«Puoi ballare ogni ballo con un ragazzo». La festa scolastica di Justin è uno dei momenti centrali di Queer as Folk, prima serie tv a raccontare senza tabù le persone omosessuali.
Justin, dopo aver ballato con Brian (il suo grande amore), viene aggredito da un coetaneo che non condivide la felicità del compagno di classe. Questa scena, simile a quelle che scandiscono ancora la cronaca italiana (sabato 29 giugno a Milano, poche ore dopo il Pride cittadino, è stato picchiato un trentenne), non fa parte dell’immaginario del nostro paese. La7 non mandò mai in onda la serie di cui acquistò i diritti.
Il racconto inedito delle persone omoaffettive non rappresenta solo l’incentivo alla tanto sofferta svolta sociale. Gay e lesbiche garantiscono alle aziende culturali un rilancio, necessario per essere sempre contemporanei quindi al centro del mercato. Youtube, pochi giorni dopo la sentenza statunitense che garantisce il matrimonio a tutti i cittadini, ha chiesto ai propri utenti realizzare dei video rappresentativi del presente paritario.

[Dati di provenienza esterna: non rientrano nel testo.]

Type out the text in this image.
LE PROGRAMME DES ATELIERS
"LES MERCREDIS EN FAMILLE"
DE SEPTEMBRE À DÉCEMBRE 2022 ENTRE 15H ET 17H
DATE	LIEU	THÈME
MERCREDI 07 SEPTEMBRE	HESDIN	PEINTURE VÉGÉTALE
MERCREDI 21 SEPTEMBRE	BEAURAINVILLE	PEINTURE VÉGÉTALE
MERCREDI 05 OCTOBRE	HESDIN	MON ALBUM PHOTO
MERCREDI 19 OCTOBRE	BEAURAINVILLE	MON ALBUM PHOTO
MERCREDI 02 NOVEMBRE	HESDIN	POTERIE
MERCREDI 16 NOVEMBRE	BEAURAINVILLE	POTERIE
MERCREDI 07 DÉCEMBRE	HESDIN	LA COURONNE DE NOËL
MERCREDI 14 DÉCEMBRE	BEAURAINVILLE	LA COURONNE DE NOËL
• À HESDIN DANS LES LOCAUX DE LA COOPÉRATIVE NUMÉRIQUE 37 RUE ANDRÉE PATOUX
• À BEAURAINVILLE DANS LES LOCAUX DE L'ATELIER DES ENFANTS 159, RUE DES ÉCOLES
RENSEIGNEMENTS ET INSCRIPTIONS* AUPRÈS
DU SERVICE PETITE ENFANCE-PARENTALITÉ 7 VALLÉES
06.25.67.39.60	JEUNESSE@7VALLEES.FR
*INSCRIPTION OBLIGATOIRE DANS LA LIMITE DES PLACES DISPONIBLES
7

La colonna sonora dell’invito è Some Love, un rap sentito, in meno di un anno, 53milioni di volte.
Il sito di video sharing prova, attraverso questa operazione, ad avere il monopolio di un cambiamento mondiale mediato dalla rete. Su internet, infatti, la politica per tutti incontra il proprio elettorato. Il video della Casa Bianca sull’integrazione degli individui omoaffettivi
risponde ai cittadini che hanno chiesto a Obama di legalizzare il proprio amore durante la recente campagna elettorale.
Il matrimonio per tutti è un investimento sicuro. I creativi che raccontano, in rete, il cambiamento della società riescono a non replicare la tv. L’innovazione è insita nello sguardo dell’utente che non è solo il testimone di una storia. Il consumatore è al centro e diventa, in pochi secondi, il protagonista di un percorso probabilmente non suo. In It’s Time, è un ragazzo che riceve un anello di fidanzamento da fusto australiano alla fine di una festa di compleanno, un momento felice tra i tanti messi in scena.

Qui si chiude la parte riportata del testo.